As I sat in this morning talk by Ustazah Norhafizah, tears kept pooling up at the corner of my eyes.
"Ya Allah, kau masih mengingati, menyayangi aku walaupun aku ini hanyalah insan kerdil yang banyak melakukan dosa, lagi hina. Betapa banyak aibku tetapi kau tetap bawaku ke jalan yang diredhaiMu. Astagfirullah, SubhanAllah"
I attended today's special talk aptly titled 'Srikandi Idolaku: Saidatina Khadijah & Saidatina Aisyah' at the Yayasan Restu, Shah Alam. The turnout was great although it was held during working hours; from 9.00am-11.00am. As I explained in my Instagram, Yayasan Restu was crawled with cars that some even poured out to the side of the main road. So I ended up parking within the Masjid Shah Alam compound, about 7 minutes walk away from the venue. It was okay for me, as I needed my 10,000 steps anyway.

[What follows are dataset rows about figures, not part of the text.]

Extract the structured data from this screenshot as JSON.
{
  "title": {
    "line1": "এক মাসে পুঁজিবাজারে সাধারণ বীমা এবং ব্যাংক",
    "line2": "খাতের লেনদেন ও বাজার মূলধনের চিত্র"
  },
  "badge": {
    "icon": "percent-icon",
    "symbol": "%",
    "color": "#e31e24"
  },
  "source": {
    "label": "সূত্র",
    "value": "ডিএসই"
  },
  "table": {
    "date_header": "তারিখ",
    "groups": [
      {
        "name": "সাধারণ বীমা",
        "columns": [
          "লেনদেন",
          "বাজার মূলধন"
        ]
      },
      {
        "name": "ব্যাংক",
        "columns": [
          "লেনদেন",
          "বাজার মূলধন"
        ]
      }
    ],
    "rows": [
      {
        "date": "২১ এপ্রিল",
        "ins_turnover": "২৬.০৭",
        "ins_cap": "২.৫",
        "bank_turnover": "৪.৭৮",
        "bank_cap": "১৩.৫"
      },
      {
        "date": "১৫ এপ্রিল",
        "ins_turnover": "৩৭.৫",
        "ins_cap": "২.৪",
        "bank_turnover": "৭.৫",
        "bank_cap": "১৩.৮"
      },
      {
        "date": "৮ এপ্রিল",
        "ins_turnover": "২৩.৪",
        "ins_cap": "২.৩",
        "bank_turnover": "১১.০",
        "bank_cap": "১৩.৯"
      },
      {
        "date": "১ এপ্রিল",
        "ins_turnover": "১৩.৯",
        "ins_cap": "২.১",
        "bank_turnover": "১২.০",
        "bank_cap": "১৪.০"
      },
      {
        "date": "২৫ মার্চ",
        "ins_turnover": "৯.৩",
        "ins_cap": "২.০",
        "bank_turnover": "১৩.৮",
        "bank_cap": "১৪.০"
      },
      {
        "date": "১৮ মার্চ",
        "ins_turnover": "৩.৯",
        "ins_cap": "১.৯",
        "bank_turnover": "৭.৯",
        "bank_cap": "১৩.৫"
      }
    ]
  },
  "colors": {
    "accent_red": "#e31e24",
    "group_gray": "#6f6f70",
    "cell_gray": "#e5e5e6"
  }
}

To be honest, I was still struggling with waking up early and yes, to wake up at 8am today was indeed a challenge for me. I am so used to sleeping at 3am everyday that body sort of got used to it. Usually my normal sleeping routine would be, sleep at 3am or 4am and I will wake up again at 6.45am for a 5-minute Fajr prayer and straight away head back to bed, continuing my sleep. I know, it is bad for my health. No worries, I had a really good wake up call on my health matter earlier this week, which you can read here.
So, since it was a 9 o'clock event, I wind up my alarm clock the night before and had to battle with own body for at least 30 minutes before finally getting up to get ready. I tell you why later. My point is, it took quite an effort from me to get to this morning's event. For me, it was a quite a success the minute I stepped into the auditorium armed with my notepad and pen.
Every few times a week, I do attend the short classes held by Yayasan Restu every weekday morning. So, I thought the crowd for today's event would be like any normal days during the short classes. Just nice, not too crowded. But oh no, Shah Alam citizens are indeed a bunch of spiritual-conscious people and the entire auditorium was filled to the brim. Ladies, mostly in their late 40s & 50s were seated all over the auditorium and I had to squeezed through a bunch of people before finding a spot for myself.
The minute Ustazah Norhafizah started her talk, it hit me.
Here I am, having to battle myself in the morning, had to park my car far away then struggling to get a spot to sit yet as difficult it was, again and again I succeeded and made it possible. All possible because it was fate that allowed me to here today. I was destined to attend this talk, as I was destined to find my path back to God this past few years, as I was destined to start my own business so I would have time and opportunity to attend majlis ilmu such as this. SubhanAllah.
They started to zikir;
Hasbi rabbi jallallah
Ma fi qolbi ghoirullah
Nur Muhammad sallallah
Haqqul lailahaillallah
Malay translation:-
Cukuplah Tuhan bagiku, Allah yang maha Agung
Tiada dalam hatiku selain Allah
Cahaya Nur Muhammad SAW
Benarlah, Tiada Tuhan melainkan Allah
English translation:-
Allah suffices for me, Allah God Almighty
Nothing in my heart but Allah
Nur (light) of Muhammad peace be upon him
Indeed, There is no God (to worship) but Allah
'Kehebatan Saidatina Khadijah & Aisyah adalah sistem tauhid keyakinan yang kukuh. Tidak ada sedikitpun keraguan langsung kepada Allah.' - Ustazah Norhafizah
MasyaAllah.
After all the years that I have sinned, I have done wrong; never did he ever gave up on me. Somehow, He always lead me back to the rightful path. Dear God, your love for me, for not wanting me to astray for so long is so great that I am ashamed of myself. I am ashamed to you and my Rasul SAW. I do not deserve such love, dear God. Yet you bestow me your guidance.
Astagfirullah, astagfirullah, astagfirullah.
Lailahaillallah.
Dear God, I promise to be istiqamah, I promise to be better.
I will improve myself slowly but surely, in sha Allah.
I know I can do better because of the love you have showed me, again and again.
I will prove to you, dear God, that I deserve to be born as a Muslim and die as a Muslim, in sha Allah.
I have posted this status shortly in my facebook because knowing how much God loves me moved me greatly.
"Sometimes you may have everything in the World; wealth, loving family, great career but if you do not have time & health, it doesn't mean anything."
And yes, God has given me all that I need; a bit of wealth, loving family, great career and most importantly, God has given me health, time & opportunity to get closer to Him. Time to learn more about Him from the Al-Quran. Time for me to do more good bidding on earth. To understand that the ultimate recognition in life is only from Him and that death is a convocation to living eternally in akhirat.
I shall not forsake this opportunity & realisation given by Him, in sha Allah.